OK, now I will play along. How about trying a baffle of aluminum window screen, with the inner edge bent downwards toward the frogs and "fluffed" a bit so the individual wires are a pokey mess?


Re: Preventing Frogs from climbing walls

Posted: May 30th, 2017, 6:01 pm
by Kelly Mc
Yeah! Using - Including the frogs natural behavioral ecology/ethology in avoidance or thwarting ergo that would be a more normalized dilemma to create that deterrence that Jimi stated.

I have seen tree frogs regularly wipe bits of moss and sub from their lower abdomen with hind feet - showing what seems to be some sensate diligence about their osmotic patches, or perhaps just being very acute about contacts on the skin. Frogs are very sensitized and permeable, even the most inert goop you could find could effect unwanted collateral responses.
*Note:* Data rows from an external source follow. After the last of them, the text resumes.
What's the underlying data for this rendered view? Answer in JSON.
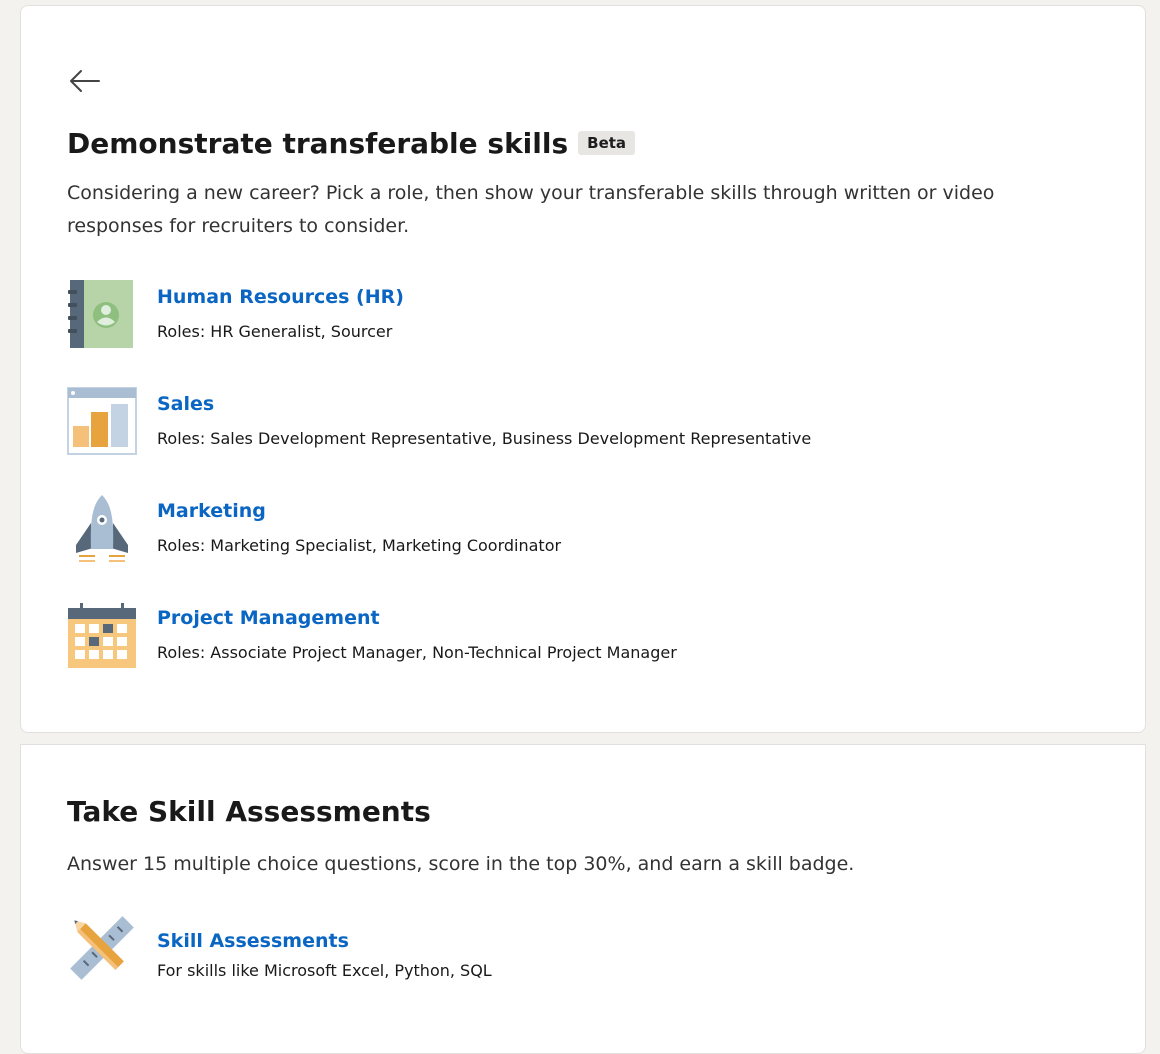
{
  "transferable": {
    "title": "Demonstrate transferable skills",
    "badge": "Beta",
    "description": "Considering a new career? Pick a role, then show your transferable skills through written or video responses for recruiters to consider.",
    "items": [
      {
        "title": "Human Resources (HR)",
        "subtitle": "Roles: HR Generalist, Sourcer",
        "icon": "contact-book-icon"
      },
      {
        "title": "Sales",
        "subtitle": "Roles: Sales Development Representative, Business Development Representative",
        "icon": "bar-chart-icon"
      },
      {
        "title": "Marketing",
        "subtitle": "Roles: Marketing Specialist, Marketing Coordinator",
        "icon": "rocket-icon"
      },
      {
        "title": "Project Management",
        "subtitle": "Roles: Associate Project Manager, Non-Technical Project Manager",
        "icon": "calendar-icon"
      }
    ]
  },
  "assessments": {
    "title": "Take Skill Assessments",
    "description": "Answer 15 multiple choice questions, score in the top 30%, and earn a skill badge.",
    "items": [
      {
        "title": "Skill Assessments",
        "subtitle": "For skills like Microsoft Excel, Python, SQL",
        "icon": "pencil-ruler-icon"
      }
    ]
  },
  "colors": {
    "link": "#0a66c2",
    "page_background": "#f3f2ef",
    "card_background": "#ffffff"
  }
}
Astute to even PH nuances, an absorbable oil or gel could create warped results.

Without giving too much away, does your study have anything to do with skin chromatophore changes?

I understand you cant really disclose operatives before your formal presentation but youve got me so curious

Re: Preventing Frogs from climbing walls

Posted: May 31st, 2017, 9:54 pm
by SurfinHerp
I thought about this for a while and I wonder if some sort of mini-handcuffs might be what you need. Perhaps small rubber bands that hold the frogs' front legs tight against their sides so they can't climb? Or small clear plastic tubes that you can slide the frogs into? I imagine frogs would be fine after being gently restrained for 10 minutes or less.

Re: Preventing Frogs from climbing walls

Posted: May 31st, 2017, 10:25 pm
by Kelly Mc
In a plain container when arboreal frogs climb up the side, they usually settle in a typical position and stay there.

Not knowing what the 10 min entails, accommodating this tendency from a lateral aspect might solve the problem without strain.

Hypothetically light, movement, temperature, practically any condition applied at high angle can be repositioned to come from the side. Especially in a tub, that can easily be cut window style and closed up neatly with a few tags of tape.

Re: Preventing Frogs from climbing walls

Posted: May 31st, 2017, 10:58 pm
by Kelly Mc
If the application must be from overhead, when the frog has settled the lidded tub can be set on its side and the cut out side opened becoming the 'top'. Some or most frogs will stay put for a while.

Re: Preventing Frogs from climbing walls

Posted: June 2nd, 2017, 12:58 am
by Kelly Mc
I guess it depends on how you want energy to be spent. A tub is an easy object to manipulate. In a modest time frame arboreal frogs can be pretty predictable about how they tuck themselves in a container. Styles per phenotype a given, sure.

It sounds like you want them to stay oriented for a short time in direct range or some factor compatible range. Correct? It may be of better energetic economy all around to induce them to station without overtly extraneous tactics. This may be more contingent to what your focus might be. It could also reduce physiological variables for frogs to self-locate in a composed state for your purpose.

Earlier in light of this topic, I re arranged some gear and observed tree frogs settled over a cable I moved from one area to another, under the bottom of the enclosure. They do not know it is the bottom.. to them it is a favorably warmed plane. I took some pics and hope it might be a relevant addition to the discussion. I will post them acknowledging my limited information about the particulars of the study. But really enthusiastic about the thoughts and ideas it brings up.